Another, less gruesome, aspect of this is "Potlach," a gift-giving ceremony also practiced by the Aztecs, and still practiced by some indigenous people of North America today. In Potlach, the point is to present a gift to your rivals, not to please or help them, but to humiliate them. To give a gift so valuable that they can't reciprocate it. You give a handsome gift, and your rival has a certain amount of time to return a gift of their own (of greater value). And this goes on until one rival can't out-gift the other. The loser, recipient of the final gift, must concede defeat. (But at least they got something really cool, I guess.)
The Norte-Dame Basilica, Montreal |
Bataille goes on through history looking at similar cultural wealth/energy consumption traditions, ranging from the monks of Tibet, financially supported by lay people to meditate and study all day, to the great religious wars of Europe and the near east in the middle ages. If anything, it's compelling reading. Anyone who enjoys the detailed archeologies of Michel Foucault, or binges on Dan Carlin's hours long "Hardcore History" podcasts will enjoy Bataille's historic ethnographies.
So what's the point of The Accursed Share? What are we supposed to learn? That, apparently, was just as opaque to Bataille's contemporaries as it was to me. But, it seems as though he's artfully trying to give us an over-arching ethic about what to do when one society accumulates more wealth than it needs to carry on. At the end of the book Bataille, a Frenchman and democratic Communist who lived through World War II, praises the Marshall Plan, the United States plan to spend trillions re-building Western Europe after the war, without any expectation of re-payment. To preface this, he describes the brutal tactics the Soviet government used to force-industrialize the nation into a military power on par with the US. These tactics worked, but not without a brutal cost. Bataille was rightfully appalled by the Soviet-style of government; he believed the Marshall Plan was a critical strategy in challenging the rise of Soviet Communism and avoiding a third more devastating world war. The irony in this is that, in order to save itself from Communism, the US was forced to abandon it's own capitalist values of profit and give lavishly to war-torn Europe without the expectation of return.

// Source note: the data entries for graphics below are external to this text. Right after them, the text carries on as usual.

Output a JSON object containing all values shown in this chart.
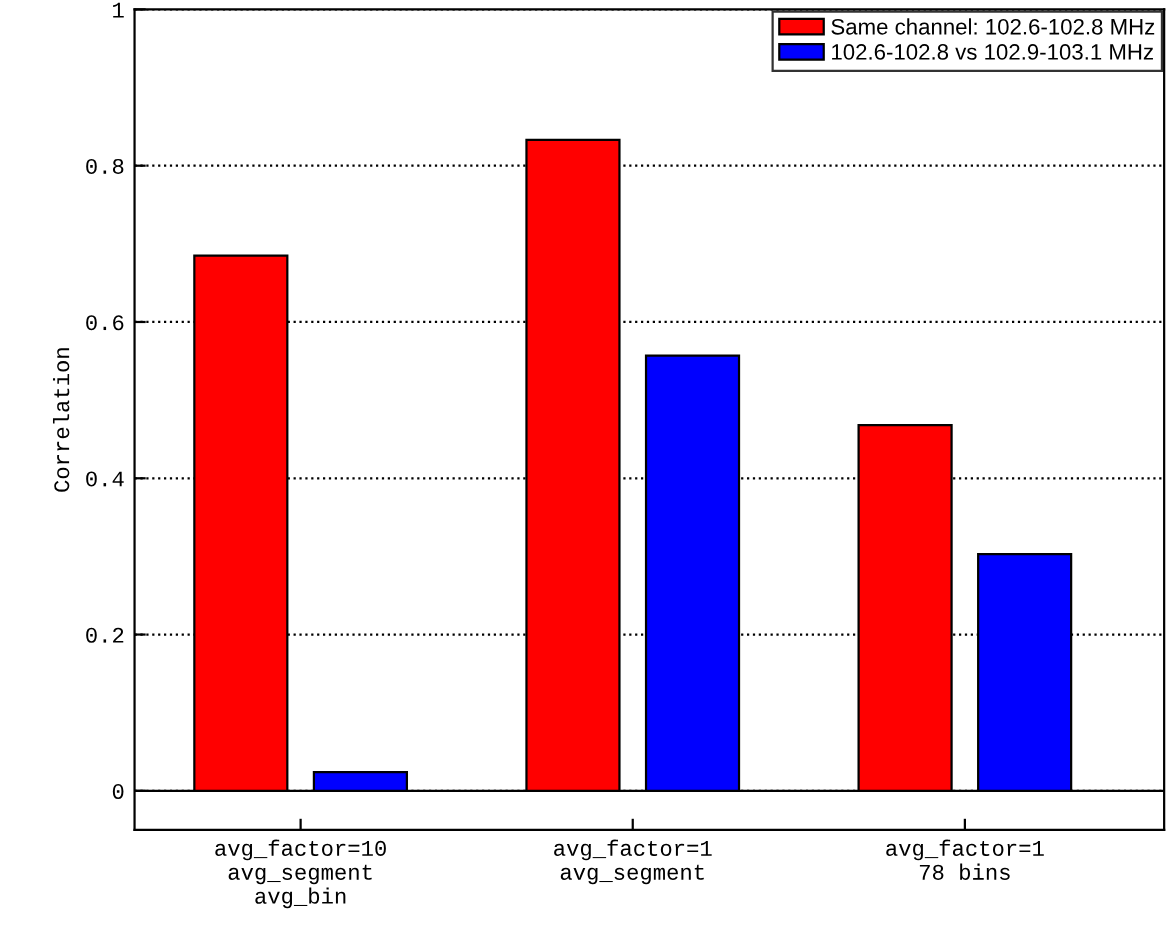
{
  "chart_data": {
    "type": "bar",
    "ylabel": "Correlation",
    "categories": [
      "avg_factor=10\navg_segment\navg_bin",
      "avg_factor=1\navg_segment",
      "avg_factor=1\n78 bins"
    ],
    "series": [
      {
        "name": "Same channel: 102.6-102.8 MHz",
        "color": "#ff0000",
        "values": [
          0.685,
          0.833,
          0.468
        ]
      },
      {
        "name": "102.6-102.8 vs 102.9-103.1 MHz",
        "color": "#0000ff",
        "values": [
          0.024,
          0.557,
          0.303
        ]
      }
    ],
    "ylim": [
      -0.05,
      1
    ],
    "yticks": [
      0,
      0.2,
      0.4,
      0.6,
      0.8,
      1
    ],
    "grid": "y",
    "legend": "top right"
  }
}
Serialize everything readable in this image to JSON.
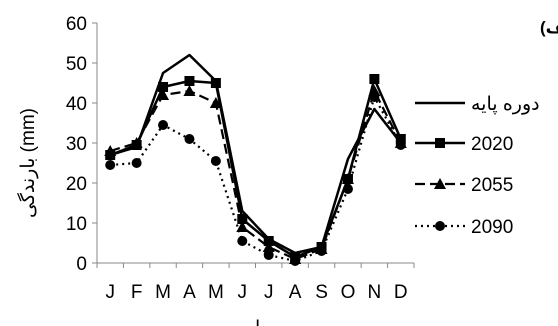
{
  "chart_data": {
    "type": "line",
    "panel_label": "(الف)",
    "xlabel": "ماه",
    "ylabel": "بارندگی (mm)",
    "ylim": [
      0,
      60
    ],
    "yticks": [
      0,
      10,
      20,
      30,
      40,
      50,
      60
    ],
    "grid": false,
    "legend_position": "right",
    "categories": [
      "J",
      "F",
      "M",
      "A",
      "M",
      "J",
      "J",
      "A",
      "S",
      "O",
      "N",
      "D"
    ],
    "series": [
      {
        "name": "دوره پایه",
        "style": "solid",
        "marker": "none",
        "values": [
          27,
          29,
          47.5,
          52,
          45.5,
          13,
          6,
          2.5,
          4,
          26,
          38.5,
          30
        ]
      },
      {
        "name": "2020",
        "style": "solid",
        "marker": "square",
        "values": [
          27,
          29.5,
          44,
          45.5,
          45,
          11,
          5.5,
          1.5,
          4,
          21,
          46,
          31
        ]
      },
      {
        "name": "2055",
        "style": "dashed",
        "marker": "triangle",
        "values": [
          28,
          30,
          42,
          43,
          40,
          9,
          4,
          1,
          3.5,
          21,
          43,
          30
        ]
      },
      {
        "name": "2090",
        "style": "dotted",
        "marker": "circle",
        "values": [
          24.5,
          25,
          34.5,
          31,
          25.5,
          5.5,
          2,
          0.5,
          3,
          18.5,
          41.5,
          29.5
        ]
      }
    ],
    "colors": {
      "line": "#000000",
      "axis": "#888888",
      "background": "#ffffff"
    }
  }
}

I'll let Bataille speak for himself here...
Changing from the perspectives of restrictive economy to those of general economy actually accomplishes a Copernican trans-formation: a reversal of thinking -and of ethics. If a part of wealth (subject to a rough estimate) is doomed to destruction or at least unproductive use without any possible profit, it is logical, even inescapable, to surrender commodities without return."... "The industrial development of the entire world demands of Americans that they lucidly grasp the necessity, for an economy such as theirs, of having a margin of profitless operations. (25)So what is a "profitless operation"? A public library, an air drop of rice and grains, 50 percent off a Domino's hand-tossed pizza? An offering to the Sun god? And what is "wealth," or "excess?" A national treasury, a corporation's reservoir of stock, six months rent in a savings account, escargot? And how do we all fit into Bataille's General economy? Who should receive? Who should sacrifice? And what ultimately happens to the cursed share of the wealth if it's not usable? Those are questions not entirely answered in Volume 1, but maybe the point is just to ask them.
The Accursed Share Volume 1, published by Zone Books in 1991, is translated by Robert Hurley. The original book, titled La Parte Maudite, was published in France by Les Editions de Minuit in 1967.